The Toronto Symphony and CBC Symphony shared a number of personnel and so had compatible schedules. It was through the CBC that Eugene had the opportunity to work with composer Igor Stravinsky. "The CBC Symphony was well-known through its broadcasts for doing a lot of contemporary music and for being a virtuoso reading orchestra. Stravinsky was interested in recording all his music and so a deal was reached…. Robert Kraft would lead the rehearsals and then Stravinsky would conduct the concerts…. He had a magic touch."

Eugene also studied privately with Philip Farkas (1967), Frantisek Solc (1971), and Arnold Jacobs (1973). Farkas used the bell throat size of Eugene's Kruspe horn as the prototype for the Holton H179 model. Eugene traveled to Brno, Czechoslovakia to study with Solc and learn about the Bohemian style of playing, "because our tradition of horn playing comes from there."

Eugene commissioned John Weinzweig's Divertimento No. 7 for horn and strings and Oskar Morawetz's Sonata for Horn and Piano and premiered both works on CBC radio in 1980, the divertimento with the CBC Vancouver Chamber Orchestra and the sonata with Patricia Parr. A number of other works were dedicated to him.

In addition to teaching and conducting at the University of Toronto (from 1962), Eugene worked for many years with students in the Toronto Symphony Youth Orchestra and, in the summers, with the National Youth Orchestra of Canada (founded in 1960). His students have been prize-winners in Prague, Munich, CBC, and Toulon competitions, play in orchestras throughout Canada, in the US, and around the world, and are now themselves horn teachers and music educators.

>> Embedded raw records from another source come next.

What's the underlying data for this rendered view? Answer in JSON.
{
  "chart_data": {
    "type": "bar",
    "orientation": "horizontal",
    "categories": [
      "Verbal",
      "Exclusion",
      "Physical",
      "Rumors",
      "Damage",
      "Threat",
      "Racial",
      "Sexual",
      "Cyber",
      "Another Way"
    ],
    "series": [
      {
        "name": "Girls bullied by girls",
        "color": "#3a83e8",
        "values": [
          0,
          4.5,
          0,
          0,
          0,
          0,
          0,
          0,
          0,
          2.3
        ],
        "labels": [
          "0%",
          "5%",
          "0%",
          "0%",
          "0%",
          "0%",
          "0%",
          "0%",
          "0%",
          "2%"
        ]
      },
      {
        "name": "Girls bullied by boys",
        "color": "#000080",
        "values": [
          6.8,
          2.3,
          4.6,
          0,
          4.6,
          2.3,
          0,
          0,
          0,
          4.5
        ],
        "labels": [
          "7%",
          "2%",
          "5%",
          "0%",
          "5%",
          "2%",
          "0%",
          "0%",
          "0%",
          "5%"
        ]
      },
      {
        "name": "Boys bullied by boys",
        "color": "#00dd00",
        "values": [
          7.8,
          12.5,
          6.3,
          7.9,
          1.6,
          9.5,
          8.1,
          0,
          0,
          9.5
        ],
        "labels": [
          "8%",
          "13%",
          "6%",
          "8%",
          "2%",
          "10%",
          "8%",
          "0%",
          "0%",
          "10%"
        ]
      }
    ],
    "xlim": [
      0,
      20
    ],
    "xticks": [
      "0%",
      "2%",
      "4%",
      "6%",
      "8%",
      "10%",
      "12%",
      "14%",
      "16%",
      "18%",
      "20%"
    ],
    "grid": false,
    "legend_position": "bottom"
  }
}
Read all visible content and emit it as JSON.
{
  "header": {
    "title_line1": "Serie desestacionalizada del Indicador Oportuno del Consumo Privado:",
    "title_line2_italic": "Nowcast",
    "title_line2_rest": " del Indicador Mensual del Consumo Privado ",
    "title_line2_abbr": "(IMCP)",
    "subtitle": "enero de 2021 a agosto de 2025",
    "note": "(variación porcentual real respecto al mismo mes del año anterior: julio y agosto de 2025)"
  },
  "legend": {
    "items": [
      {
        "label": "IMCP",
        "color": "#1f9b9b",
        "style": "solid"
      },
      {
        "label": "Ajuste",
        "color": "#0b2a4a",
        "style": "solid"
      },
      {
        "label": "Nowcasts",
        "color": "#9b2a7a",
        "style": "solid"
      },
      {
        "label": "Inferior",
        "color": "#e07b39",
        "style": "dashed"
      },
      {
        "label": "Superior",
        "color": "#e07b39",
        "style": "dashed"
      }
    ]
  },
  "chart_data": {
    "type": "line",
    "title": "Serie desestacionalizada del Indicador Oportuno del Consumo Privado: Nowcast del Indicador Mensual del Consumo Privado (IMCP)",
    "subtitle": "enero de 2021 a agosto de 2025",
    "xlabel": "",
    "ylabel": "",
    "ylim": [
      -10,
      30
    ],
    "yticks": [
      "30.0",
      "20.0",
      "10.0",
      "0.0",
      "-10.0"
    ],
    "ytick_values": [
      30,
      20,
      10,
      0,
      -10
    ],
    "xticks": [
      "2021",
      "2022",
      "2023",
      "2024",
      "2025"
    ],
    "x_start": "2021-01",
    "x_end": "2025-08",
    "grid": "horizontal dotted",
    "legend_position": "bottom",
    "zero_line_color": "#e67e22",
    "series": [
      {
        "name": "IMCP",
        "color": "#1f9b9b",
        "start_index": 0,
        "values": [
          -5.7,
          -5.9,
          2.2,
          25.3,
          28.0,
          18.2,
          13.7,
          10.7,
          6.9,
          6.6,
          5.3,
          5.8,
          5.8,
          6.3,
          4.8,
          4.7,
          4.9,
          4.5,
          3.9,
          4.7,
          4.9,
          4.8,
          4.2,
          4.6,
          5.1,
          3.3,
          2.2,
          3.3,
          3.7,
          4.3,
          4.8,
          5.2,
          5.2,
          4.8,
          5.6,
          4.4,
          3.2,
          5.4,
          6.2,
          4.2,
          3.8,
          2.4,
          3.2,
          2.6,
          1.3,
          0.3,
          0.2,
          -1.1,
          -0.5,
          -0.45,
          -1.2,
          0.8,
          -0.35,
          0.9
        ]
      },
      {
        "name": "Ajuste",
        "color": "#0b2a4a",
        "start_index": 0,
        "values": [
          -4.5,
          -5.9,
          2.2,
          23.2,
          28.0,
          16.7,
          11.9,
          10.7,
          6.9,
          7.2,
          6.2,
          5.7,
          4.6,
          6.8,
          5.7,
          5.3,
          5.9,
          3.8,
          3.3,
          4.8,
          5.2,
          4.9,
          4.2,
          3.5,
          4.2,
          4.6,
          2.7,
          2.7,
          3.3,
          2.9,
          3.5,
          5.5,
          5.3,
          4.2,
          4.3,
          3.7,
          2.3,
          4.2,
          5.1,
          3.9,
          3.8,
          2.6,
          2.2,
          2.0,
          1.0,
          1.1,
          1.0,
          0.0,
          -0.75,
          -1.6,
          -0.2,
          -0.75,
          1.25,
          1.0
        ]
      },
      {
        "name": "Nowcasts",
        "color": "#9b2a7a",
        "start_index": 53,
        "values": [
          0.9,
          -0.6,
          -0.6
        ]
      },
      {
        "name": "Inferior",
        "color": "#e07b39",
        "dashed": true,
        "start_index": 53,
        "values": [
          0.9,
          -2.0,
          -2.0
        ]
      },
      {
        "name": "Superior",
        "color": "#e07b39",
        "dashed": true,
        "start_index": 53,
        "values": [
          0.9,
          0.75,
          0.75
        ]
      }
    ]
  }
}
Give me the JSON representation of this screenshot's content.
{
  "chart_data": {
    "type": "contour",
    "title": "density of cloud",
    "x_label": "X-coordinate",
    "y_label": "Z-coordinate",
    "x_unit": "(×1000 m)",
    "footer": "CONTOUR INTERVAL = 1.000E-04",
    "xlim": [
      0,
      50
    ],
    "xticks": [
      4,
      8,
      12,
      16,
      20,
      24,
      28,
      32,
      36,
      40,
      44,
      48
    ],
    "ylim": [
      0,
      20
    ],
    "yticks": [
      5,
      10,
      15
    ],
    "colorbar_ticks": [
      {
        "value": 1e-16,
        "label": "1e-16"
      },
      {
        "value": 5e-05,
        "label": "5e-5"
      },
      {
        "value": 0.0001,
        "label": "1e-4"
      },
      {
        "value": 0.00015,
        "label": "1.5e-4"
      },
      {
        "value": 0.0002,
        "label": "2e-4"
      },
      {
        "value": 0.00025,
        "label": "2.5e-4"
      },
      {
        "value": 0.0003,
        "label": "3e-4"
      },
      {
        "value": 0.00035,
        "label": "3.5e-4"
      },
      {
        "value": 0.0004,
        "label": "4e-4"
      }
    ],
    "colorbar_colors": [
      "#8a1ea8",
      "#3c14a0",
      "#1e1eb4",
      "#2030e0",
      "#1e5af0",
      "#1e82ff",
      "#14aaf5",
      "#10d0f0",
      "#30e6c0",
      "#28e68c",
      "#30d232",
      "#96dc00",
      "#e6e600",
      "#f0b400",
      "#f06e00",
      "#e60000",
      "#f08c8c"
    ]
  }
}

Eugene developed the Rittich mute beginning in the early 1960s because he couldn't find a good mute. "The only ones were commercial models which had no low register so I started to experiment. I tried a plain cone, which was simple to put together. Surprisingly it worked very well. I started to make and improve them, changing the materials and proportions I used." The Rittich mute is used all over the world and has often been copied.

Eugene is unique in having been named a Punto recipient twice – in 1988 at the Potsdam NY symposium and in 1998 at the Banff, Canada symposium. Tributes to Eugene appear in the November 1998 and October 2006 issues of The Horn Call, and profile in the April 1990 issue.